Media Dalam Genggaman

Serial televisi berjudul Black Mirror yang ditayangkan oleh Netflix memiliki banyak respon positif dari berbagai kalangan. Mendapatkan rating 96% dari website kritik ternama, yaitu rottentomatoes, Black Mirror berhasil menyadarkan banyak orang tentang betapa gelapnya teknologi zaman sekarang. Seperti yang kita tahu, Serial tersebut merupakan serial yang unik, dimana semua episode memiliki latar waktu, tempat, dan karakter utama yang berbeda-beda. Di setiap episode Black Mirror, terdapat makna sendiri yang sebenarnya memiliki benang merah yang terhubung setiap episode-nya. Dengan perpaduan drama, science-fiction, dan thriller, serial televisi Black Mirror berhasil memikat hati orang-orang yang menonton serial tv tersebut.

Salah satu episode Black Mirror menceritakan tentang penculikan putri kerajaan, Susannah, yang berusaha ditutupi dari publik. Hal ini dikarenakan syarat pembebasan Susannah yang mengharuskan, Michael Callow, Perdana Menteri di negara tersebut, untuk melakukan hal yang tidak lazim bersama seekor babi. Namun, upaya negara untuk menutupi kasus ini dari publik ini dapat dikatakan gagal total. Hal ini dikarenakan video persyaratan tersebut sudah menyebar luas di semua kalangan masyarakat. Sebetulnya, negara sendiri sudah berupaya dan berhasil menghapus video tersebut. Namun, warga sudah terlanjur mengunggah video tersebut, sehingga video tersebut tidak benar-benar menghilang, bahkan menyebar semakin menjadi-jadi.

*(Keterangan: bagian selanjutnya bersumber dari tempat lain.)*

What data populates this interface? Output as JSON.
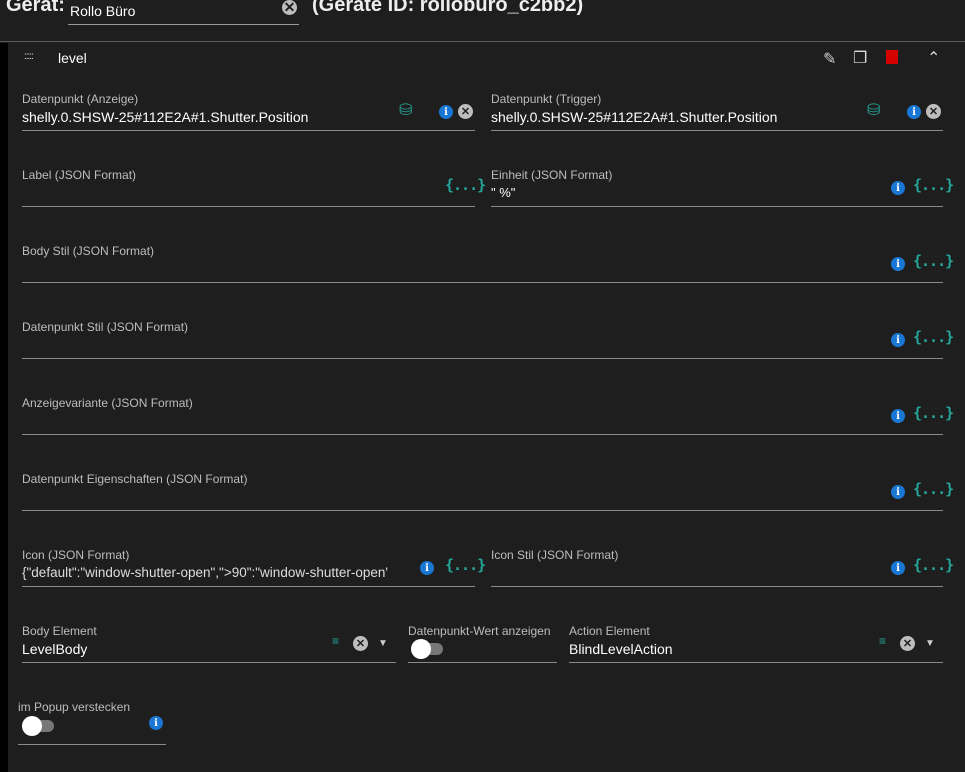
{
  "header": {
    "device_label": "Gerät:",
    "device_name": "Rollo Büro",
    "device_id": "(Geräte ID: rolloburo_c2bb2)"
  },
  "panel": {
    "title": "level"
  },
  "fields": {
    "dp_display": {
      "label": "Datenpunkt (Anzeige)",
      "value": "shelly.0.SHSW-25#112E2A#1.Shutter.Position"
    },
    "dp_trigger": {
      "label": "Datenpunkt (Trigger)",
      "value": "shelly.0.SHSW-25#112E2A#1.Shutter.Position"
    },
    "label": {
      "label": "Label (JSON Format)",
      "value": ""
    },
    "unit": {
      "label": "Einheit (JSON Format)",
      "value": "\" %\""
    },
    "body_style": {
      "label": "Body Stil (JSON Format)"
    },
    "dp_style": {
      "label": "Datenpunkt Stil (JSON Format)"
    },
    "display_variant": {
      "label": "Anzeigevariante (JSON Format)"
    },
    "dp_props": {
      "label": "Datenpunkt Eigenschaften (JSON Format)"
    },
    "icon": {
      "label": "Icon (JSON Format)",
      "value": "{\"default\":\"window-shutter-open\",\">90\":\"window-shutter-open'"
    },
    "icon_style": {
      "label": "Icon Stil (JSON Format)"
    },
    "body_element": {
      "label": "Body Element",
      "value": "LevelBody"
    },
    "show_value": {
      "label": "Datenpunkt-Wert anzeigen",
      "on": false
    },
    "action_element": {
      "label": "Action Element",
      "value": "BlindLevelAction"
    },
    "hide_popup": {
      "label": "im Popup verstecken",
      "on": false
    }
  },
  "glyphs": {
    "info": "i",
    "clear": "✕",
    "json": "{...}",
    "db": "⛁",
    "arrow": "▼",
    "drag": ":::::",
    "edit": "✎",
    "copy": "❐",
    "collapse": "⌃",
    "list": "≡"
  },
  "colors": {
    "accent": "#26a69a",
    "info": "#1976d2",
    "delete": "#d50000"
  }
}
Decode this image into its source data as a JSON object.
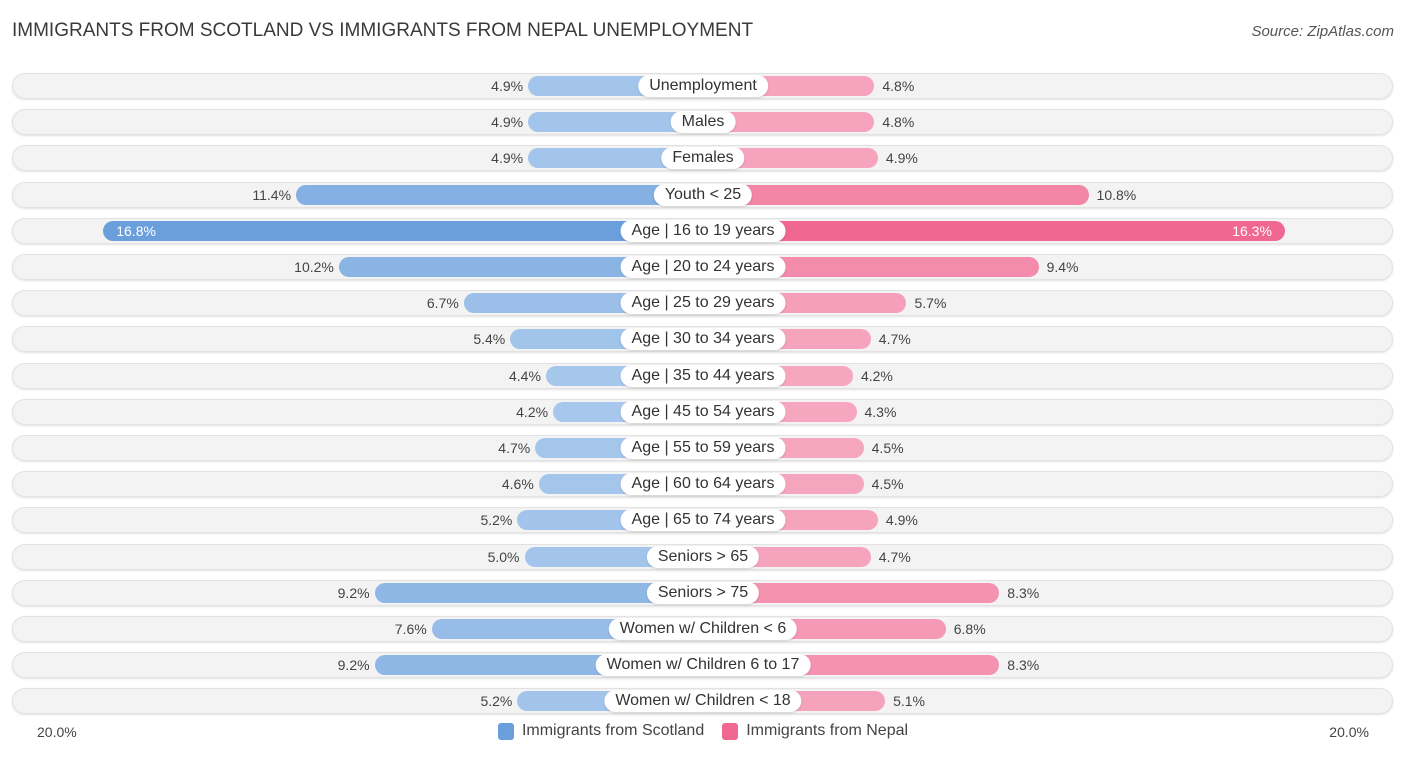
{
  "header": {
    "title": "IMMIGRANTS FROM SCOTLAND VS IMMIGRANTS FROM NEPAL UNEMPLOYMENT",
    "source": "Source: ZipAtlas.com"
  },
  "colors": {
    "scotland": "#a8c8ec",
    "scotland_strong": "#6a9fdc",
    "nepal": "#f6a8c0",
    "nepal_strong": "#f06892",
    "legend_scotland": "#6a9fdc",
    "legend_nepal": "#f06892"
  },
  "chart_data": {
    "type": "bar",
    "orientation": "horizontal-diverging",
    "title": "IMMIGRANTS FROM SCOTLAND VS IMMIGRANTS FROM NEPAL UNEMPLOYMENT",
    "xlim": [
      -20,
      20
    ],
    "axis_left_label": "20.0%",
    "axis_right_label": "20.0%",
    "legend_position": "bottom-center",
    "categories": [
      "Unemployment",
      "Males",
      "Females",
      "Youth < 25",
      "Age | 16 to 19 years",
      "Age | 20 to 24 years",
      "Age | 25 to 29 years",
      "Age | 30 to 34 years",
      "Age | 35 to 44 years",
      "Age | 45 to 54 years",
      "Age | 55 to 59 years",
      "Age | 60 to 64 years",
      "Age | 65 to 74 years",
      "Seniors > 65",
      "Seniors > 75",
      "Women w/ Children < 6",
      "Women w/ Children 6 to 17",
      "Women w/ Children < 18"
    ],
    "series": [
      {
        "name": "Immigrants from Scotland",
        "side": "left",
        "values": [
          4.9,
          4.9,
          4.9,
          11.4,
          16.8,
          10.2,
          6.7,
          5.4,
          4.4,
          4.2,
          4.7,
          4.6,
          5.2,
          5.0,
          9.2,
          7.6,
          9.2,
          5.2
        ],
        "labels": [
          "4.9%",
          "4.9%",
          "4.9%",
          "11.4%",
          "16.8%",
          "10.2%",
          "6.7%",
          "5.4%",
          "4.4%",
          "4.2%",
          "4.7%",
          "4.6%",
          "5.2%",
          "5.0%",
          "9.2%",
          "7.6%",
          "9.2%",
          "5.2%"
        ]
      },
      {
        "name": "Immigrants from Nepal",
        "side": "right",
        "values": [
          4.8,
          4.8,
          4.9,
          10.8,
          16.3,
          9.4,
          5.7,
          4.7,
          4.2,
          4.3,
          4.5,
          4.5,
          4.9,
          4.7,
          8.3,
          6.8,
          8.3,
          5.1
        ],
        "labels": [
          "4.8%",
          "4.8%",
          "4.9%",
          "10.8%",
          "16.3%",
          "9.4%",
          "5.7%",
          "4.7%",
          "4.2%",
          "4.3%",
          "4.5%",
          "4.5%",
          "4.9%",
          "4.7%",
          "8.3%",
          "6.8%",
          "8.3%",
          "5.1%"
        ]
      }
    ]
  },
  "legend": {
    "items": [
      {
        "label": "Immigrants from Scotland"
      },
      {
        "label": "Immigrants from Nepal"
      }
    ]
  }
}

Hal ini dapat dikatakan sebagai media baru. Media baru, atau “new media” menurut Terry Flew merupakan sebuah terminologi untuk menjelaskan konvergensi antara teknologi komunikasi digital yang terkomputerisasi serta terhubung ke dalam jaringan. Dari pengertian tersebut, dapat kita simpulkan bahwa segala perangkat yang berkaitan dengan teknologi internet, yakni alat komunikasi jarak jauh (telepon genggam) dan media online termasuk dari media baru. Media baru ini sendiri, secara tidak langsung menggabungkan jenis ragam media yang dulunya terpisah-pisah, yang diantaranya adalah media interpersonal (telepon rumah), media kelompok (video conference), dan media massa (tv, radio, dan film). Dewasa ini, sulit untuk memisahkan wajah-wajah teknologi tersebut. Salah satu wujud penggabungan teknologi tersebut dapat dilihat dari smartphone (telepon pintar), yang memiliki banyak aplikasi didalamnya. Di dalam telepon pintar yang kita biasa genggam, terdapat aplikasi-aplikasi, yang salah satunya merupakan media sosial, yang mampu berfungsi sebagai media interpersonal, media kelompok, maupun media massa dengan waktu yang bersamaan. Media sosial sekarang sudah menjadi sumber utama untuk mendapatkan informasi terkini sekaligus menjadi wadah untuk berkomunikasi dengan orang lain. Peran media sosial ini sudah menjadi penting bagi masyarakat zaman sekarang.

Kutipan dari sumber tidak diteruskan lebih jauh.